La journée du vendredi 16 février sera, elle, dédiée au réalisateur israélien Nadav Lapid, prix du jury au Festival de Cannes en 2021 pour son film Le genou d’Ahed. Une rencontre est organisée le matin avec le cinéaste au musée d’Aquitaine, suivie de quatre projections à l’Utopia.
« Nous avons fait le choix, bien avant les attaques du Hamas du 7 octobre, d’inviter un cinéaste israélien qui questionne sa société », poursuit Jean-Pierre Andrien, qui fait également partie de l’association Espaces Marx.

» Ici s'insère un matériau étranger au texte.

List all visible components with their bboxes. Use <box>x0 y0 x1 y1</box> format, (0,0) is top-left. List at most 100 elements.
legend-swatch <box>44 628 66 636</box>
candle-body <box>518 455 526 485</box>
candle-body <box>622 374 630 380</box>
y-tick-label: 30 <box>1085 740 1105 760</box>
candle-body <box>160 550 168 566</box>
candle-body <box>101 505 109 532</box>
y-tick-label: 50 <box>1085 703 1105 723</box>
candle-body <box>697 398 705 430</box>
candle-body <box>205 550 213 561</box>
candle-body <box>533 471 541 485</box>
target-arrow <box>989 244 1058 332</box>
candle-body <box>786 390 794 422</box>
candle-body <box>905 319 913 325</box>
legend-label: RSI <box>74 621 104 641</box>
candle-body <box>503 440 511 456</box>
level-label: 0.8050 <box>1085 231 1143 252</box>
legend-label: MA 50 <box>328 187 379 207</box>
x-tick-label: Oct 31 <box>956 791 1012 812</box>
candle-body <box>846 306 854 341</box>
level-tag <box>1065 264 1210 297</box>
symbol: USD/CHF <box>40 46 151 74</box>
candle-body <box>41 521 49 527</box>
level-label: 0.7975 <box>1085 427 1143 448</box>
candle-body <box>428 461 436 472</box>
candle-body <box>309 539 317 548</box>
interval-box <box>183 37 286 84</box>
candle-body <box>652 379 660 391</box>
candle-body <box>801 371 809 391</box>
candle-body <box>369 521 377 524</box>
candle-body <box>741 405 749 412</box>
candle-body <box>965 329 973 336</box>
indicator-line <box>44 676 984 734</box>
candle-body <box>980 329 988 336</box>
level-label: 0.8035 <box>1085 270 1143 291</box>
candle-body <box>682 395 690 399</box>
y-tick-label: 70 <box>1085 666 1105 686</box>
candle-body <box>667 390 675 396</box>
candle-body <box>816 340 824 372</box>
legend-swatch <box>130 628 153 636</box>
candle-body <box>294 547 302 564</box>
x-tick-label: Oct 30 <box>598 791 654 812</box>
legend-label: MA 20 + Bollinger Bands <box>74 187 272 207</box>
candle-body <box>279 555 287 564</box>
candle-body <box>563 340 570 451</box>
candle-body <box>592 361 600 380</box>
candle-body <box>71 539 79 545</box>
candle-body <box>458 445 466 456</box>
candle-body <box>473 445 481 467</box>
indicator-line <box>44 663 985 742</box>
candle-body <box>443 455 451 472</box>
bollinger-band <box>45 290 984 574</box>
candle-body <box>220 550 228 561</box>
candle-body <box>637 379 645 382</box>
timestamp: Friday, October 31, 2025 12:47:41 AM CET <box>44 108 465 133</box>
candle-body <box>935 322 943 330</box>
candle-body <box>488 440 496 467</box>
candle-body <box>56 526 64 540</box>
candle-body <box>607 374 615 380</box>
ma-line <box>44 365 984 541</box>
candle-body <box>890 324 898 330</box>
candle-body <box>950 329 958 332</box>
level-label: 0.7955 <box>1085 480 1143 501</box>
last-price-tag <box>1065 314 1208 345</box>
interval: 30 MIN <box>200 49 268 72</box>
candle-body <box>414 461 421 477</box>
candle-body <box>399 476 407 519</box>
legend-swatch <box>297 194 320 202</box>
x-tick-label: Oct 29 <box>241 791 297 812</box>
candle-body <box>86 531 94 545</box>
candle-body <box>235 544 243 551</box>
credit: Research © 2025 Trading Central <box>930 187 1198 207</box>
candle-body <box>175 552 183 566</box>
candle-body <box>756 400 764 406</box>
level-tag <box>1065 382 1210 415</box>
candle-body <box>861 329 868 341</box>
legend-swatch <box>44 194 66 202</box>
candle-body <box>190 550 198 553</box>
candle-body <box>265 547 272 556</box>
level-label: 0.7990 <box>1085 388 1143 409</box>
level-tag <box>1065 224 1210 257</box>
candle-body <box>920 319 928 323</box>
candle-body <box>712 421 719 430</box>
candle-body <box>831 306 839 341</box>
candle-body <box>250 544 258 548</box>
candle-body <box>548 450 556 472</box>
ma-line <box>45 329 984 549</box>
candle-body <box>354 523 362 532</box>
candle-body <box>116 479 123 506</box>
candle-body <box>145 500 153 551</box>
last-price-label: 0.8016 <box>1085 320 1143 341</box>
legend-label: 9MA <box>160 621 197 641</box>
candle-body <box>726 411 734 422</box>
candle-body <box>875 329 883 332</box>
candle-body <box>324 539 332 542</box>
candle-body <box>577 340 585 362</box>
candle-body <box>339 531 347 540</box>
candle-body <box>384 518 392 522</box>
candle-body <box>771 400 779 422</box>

Enfin la dernière journée, dimanche 18 février, sera consacrée à Jean-Luc Godard. Réalisateur phare de la Nouvelle Vague, son cinéma politique s’avère moins connu du grand public. Son engagement militant a pris forme en Mai 68 aux côtés du cinéaste Jean-Pierre Gorin, avec lequel il a fondé le Groupe Dziga Vertov. En a émergé des films militants aux aspirations maoïstes, influencés par les idées du poète et dramaturge allemand Bertolt Brecht.
Programmation complète à retrouver sur le site de l’Utopia. Prix des places habituel 8 euros, sauf indication contraire. Les rencontres se font sur entrée libre, dans la limite des places disponibles.